Dass noch mehr Gräber an dieser Stelle zu finden sind, möchte Planert nicht ausschließen. „Es könnte gut sein, dass wir in einem ehemaligen Gräberfeld stehen – wie groß das aber tatsächlich ist, können wir nicht sagen.“
Für Holzheim sei der Fund auf jeden Fall eine Sensation. Gräber aus dieser Zeit seien zwar nicht ungewöhnlich, in so einem guten Zustand seien sie aber doch etwas Besonderes. Vor allem, dass das Skelett in seiner anatomischen Form erhalten ist, begeistert die Archäologen. Das sei nicht oft der Fall – häufig seien die Gräber in der Antike ausgeraubt worden oder Tieren zum Opfer gefallen, erklärt Planert. Sie zeigt auf den Schädel, der aus der Erde ragt, klopft vorsichtig darauf und sagt dann: „Der ist besonders gut erhalten, wie man an dem Geeine räusch des Klopfens hört, sind die Knochen noch sehr hart.“Ein anderes Highlight in diesem Grab ist auch das Sax, das die Archäologen gefunden haben. Kollege Pavol Spisak fährt mit seinem Werkzeug an den Kanten entlang und entfernt routiniert die Erde. „Das ist ein kurzes Schwert oder langes Messer, das man früher zum Kämpfen benutzt hat“, informiert er. Da es sich in der rechten Hand des Skelettes befinde, lasse darauf schließen, dass der Mann Rechtshänder war. „Es wird schwierig, die Waffe freizulegen und wir müssen uns mit der Restaurierungsabteilung in München absprechen“, sagt der Archäologe. Dort werde das Sax, nachdem es herausgenommen wurde, weiter behandelt. Durch die Korrosion müsse es zuallererst gereinigt werden, ehe man es genau analysieren könne.

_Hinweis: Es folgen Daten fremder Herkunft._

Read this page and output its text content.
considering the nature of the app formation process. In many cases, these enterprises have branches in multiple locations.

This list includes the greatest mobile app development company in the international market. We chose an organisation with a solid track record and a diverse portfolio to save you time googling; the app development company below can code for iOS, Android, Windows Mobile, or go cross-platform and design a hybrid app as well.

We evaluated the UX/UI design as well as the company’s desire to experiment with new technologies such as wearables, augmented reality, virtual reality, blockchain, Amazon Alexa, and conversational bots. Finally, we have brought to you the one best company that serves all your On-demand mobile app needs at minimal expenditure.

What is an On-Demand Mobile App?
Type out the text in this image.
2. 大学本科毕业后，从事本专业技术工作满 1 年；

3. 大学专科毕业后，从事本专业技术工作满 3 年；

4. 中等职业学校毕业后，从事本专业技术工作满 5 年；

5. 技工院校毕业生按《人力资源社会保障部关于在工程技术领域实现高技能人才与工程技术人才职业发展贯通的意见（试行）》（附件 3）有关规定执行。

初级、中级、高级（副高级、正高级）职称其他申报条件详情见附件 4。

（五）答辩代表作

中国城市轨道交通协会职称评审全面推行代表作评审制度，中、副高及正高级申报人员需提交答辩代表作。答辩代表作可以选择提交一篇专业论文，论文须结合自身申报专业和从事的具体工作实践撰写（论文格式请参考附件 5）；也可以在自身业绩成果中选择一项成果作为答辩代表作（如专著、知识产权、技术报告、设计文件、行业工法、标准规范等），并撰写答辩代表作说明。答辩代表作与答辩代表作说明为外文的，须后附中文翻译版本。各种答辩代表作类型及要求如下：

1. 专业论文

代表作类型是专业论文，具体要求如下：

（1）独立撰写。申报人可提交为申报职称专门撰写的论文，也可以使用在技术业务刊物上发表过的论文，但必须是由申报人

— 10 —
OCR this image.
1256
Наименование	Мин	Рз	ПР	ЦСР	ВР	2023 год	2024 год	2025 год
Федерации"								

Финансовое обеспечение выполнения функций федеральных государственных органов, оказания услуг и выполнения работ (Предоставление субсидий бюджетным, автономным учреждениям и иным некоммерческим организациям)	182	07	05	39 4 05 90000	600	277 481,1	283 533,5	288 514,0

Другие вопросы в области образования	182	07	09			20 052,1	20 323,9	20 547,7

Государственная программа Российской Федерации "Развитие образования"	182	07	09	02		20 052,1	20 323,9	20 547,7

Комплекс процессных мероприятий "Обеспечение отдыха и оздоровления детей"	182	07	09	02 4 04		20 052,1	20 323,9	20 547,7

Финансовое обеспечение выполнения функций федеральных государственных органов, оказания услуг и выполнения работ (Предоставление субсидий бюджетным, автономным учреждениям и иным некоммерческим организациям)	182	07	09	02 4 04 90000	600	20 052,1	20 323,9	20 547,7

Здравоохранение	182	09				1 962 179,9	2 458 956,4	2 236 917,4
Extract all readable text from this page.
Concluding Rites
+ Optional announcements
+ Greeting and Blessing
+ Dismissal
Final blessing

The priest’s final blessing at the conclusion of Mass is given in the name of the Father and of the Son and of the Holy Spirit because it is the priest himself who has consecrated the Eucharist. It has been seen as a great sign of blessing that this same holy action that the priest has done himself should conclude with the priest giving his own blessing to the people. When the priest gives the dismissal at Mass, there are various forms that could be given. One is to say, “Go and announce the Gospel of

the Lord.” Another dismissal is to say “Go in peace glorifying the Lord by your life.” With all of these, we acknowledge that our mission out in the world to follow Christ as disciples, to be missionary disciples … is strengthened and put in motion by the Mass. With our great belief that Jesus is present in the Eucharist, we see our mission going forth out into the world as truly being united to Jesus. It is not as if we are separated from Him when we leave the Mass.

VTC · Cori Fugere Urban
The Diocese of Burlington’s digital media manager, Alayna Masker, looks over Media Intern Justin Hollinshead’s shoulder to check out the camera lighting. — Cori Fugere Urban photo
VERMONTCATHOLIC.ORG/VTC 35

Andreas Reiser vom Straßenbauamt Krumbach zeigt sich ebenfalls erstaunt über die Funde. Er erklärt: „Für normale Straßenbauarbeiten ist das tatsächlich eine kleine Sensation, was gerade in Holzheim gefunden wird.“Dass Überbleibsel wie Tonscherben oder Messerspitzen regelmäßig entdeckt werden würden, sei fast schon alltäglich. Skelette dafür allerdings doch eher die Ausnahme. Noch bis Mitte der Woche werden die Arbeiten in der Aschberggemeinde noch andauern. Dann soll auch der Verkehr wieder freigegeben werden.